Одной из лучших и самых горьких возможностей моих путешествий во времени было видеть маму живой. Я даже несколько раз разговаривал с ней; просто пара фраз: «Паршивая погода сегодня, не так ли?» Я уступал ей место в метро, шел за ней в супермаркет, смотрел, как она поет. Болтался около дома, где до сих пор живет мой отец, и смотрел, как они – и иногда я в детстве вместе с ними – гуляют, ходят в рестораны, в кино. Это шестидесятые, они молодые, элегантные, великолепные музыканты, перед ними простирается целый мир. Они счастливы, как жаворонки, они светятся успехом, радостью. Когда мы случайно сталкиваемся на улице, они машут мне рукой, думая, что я живу по соседству, люблю подолгу гулять, ношу странную прическу, таинственно исчезаю на какое-то время и меняю возраст. Однажды я слышал, как мой отец сделал предположение, что у меня рак. Меня до сих пор поражает, что отец так никогда и не понял, что человек, болтающийся рядом в первые годы его женитьбы, – это его сын.

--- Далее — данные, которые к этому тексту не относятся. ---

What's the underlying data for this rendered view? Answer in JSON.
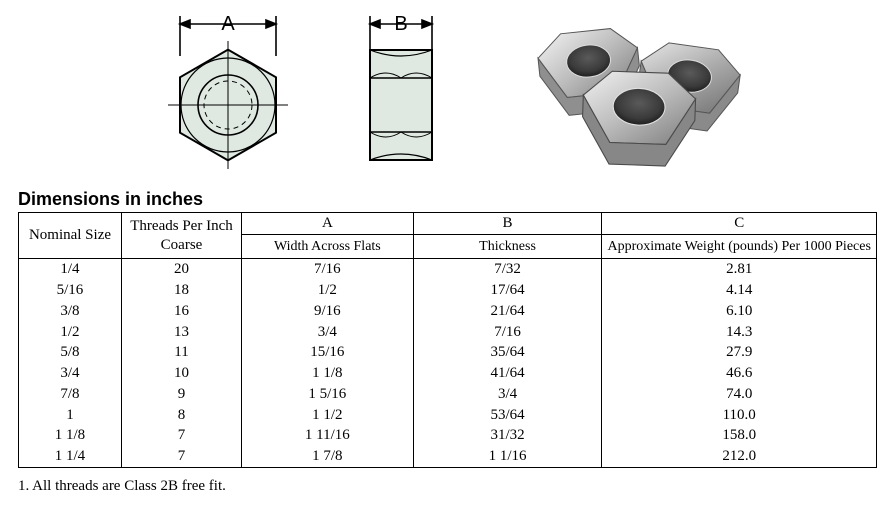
{
  "diagram": {
    "label_a": "A",
    "label_b": "B",
    "nut_fill": "#dfe9e2",
    "nut_stroke": "#000000",
    "photo_bg": "#ffffff"
  },
  "heading": "Dimensions in inches",
  "columns": {
    "nominal": "Nominal Size",
    "tpi_line1": "Threads Per Inch",
    "tpi_line2": "Coarse",
    "a": "A",
    "a_sub": "Width Across Flats",
    "b": "B",
    "b_sub": "Thickness",
    "c": "C",
    "c_sub": "Approximate Weight (pounds) Per 1000 Pieces"
  },
  "rows": [
    {
      "nominal": "1/4",
      "tpi": "20",
      "a": "7/16",
      "b": "7/32",
      "c": "2.81"
    },
    {
      "nominal": "5/16",
      "tpi": "18",
      "a": "1/2",
      "b": "17/64",
      "c": "4.14"
    },
    {
      "nominal": "3/8",
      "tpi": "16",
      "a": "9/16",
      "b": "21/64",
      "c": "6.10"
    },
    {
      "nominal": "1/2",
      "tpi": "13",
      "a": "3/4",
      "b": "7/16",
      "c": "14.3"
    },
    {
      "nominal": "5/8",
      "tpi": "11",
      "a": "15/16",
      "b": "35/64",
      "c": "27.9"
    },
    {
      "nominal": "3/4",
      "tpi": "10",
      "a": "1 1/8",
      "b": "41/64",
      "c": "46.6"
    },
    {
      "nominal": "7/8",
      "tpi": "9",
      "a": "1 5/16",
      "b": "3/4",
      "c": "74.0"
    },
    {
      "nominal": "1",
      "tpi": "8",
      "a": "1 1/2",
      "b": "53/64",
      "c": "110.0"
    },
    {
      "nominal": "1 1/8",
      "tpi": "7",
      "a": "1 11/16",
      "b": "31/32",
      "c": "158.0"
    },
    {
      "nominal": "1 1/4",
      "tpi": "7",
      "a": "1 7/8",
      "b": "1 1/16",
      "c": "212.0"
    }
  ],
  "footnote": "1. All threads are Class 2B free fit."
}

Я вижу свою маму и себя. Вот она беременная, вот они приносят меня из родильного дома, вот она идет со мной на прогулку в коляске и сидит, учит партитуры, тихонько напевая мне, качает рукой в такт, трясет надо мною игрушками. Вот мы идем за ручку и смотрим на белок, голубей, автомобили, на все, что движется. На ней пальто и мокасины, брюки-капри. Темные волосы обрамляют яркое лицо с полными губами и широко расставленными глазами; короткая стрижка; она похожа на итальянку, хотя на самом деле она еврейка. Помада, подводка для глаз, тушь для ресниц, румяна и карандаш для бровей – макияж, чтобы пойти в прачечную. Папа такой, как всегда: высокий, худой, одет неброско, в шляпе. Только лицо другое. Счастливое. Они дотрагиваются друг до друга, держатся за руки, идут в ногу. На пляже у нас у троих одинаковые по стилю солнечные очки, на мне нелепая голубая панамка. Мы лежим на солнце, намазавшись детским кремом. Пьем ром, колу и гавайский пунш.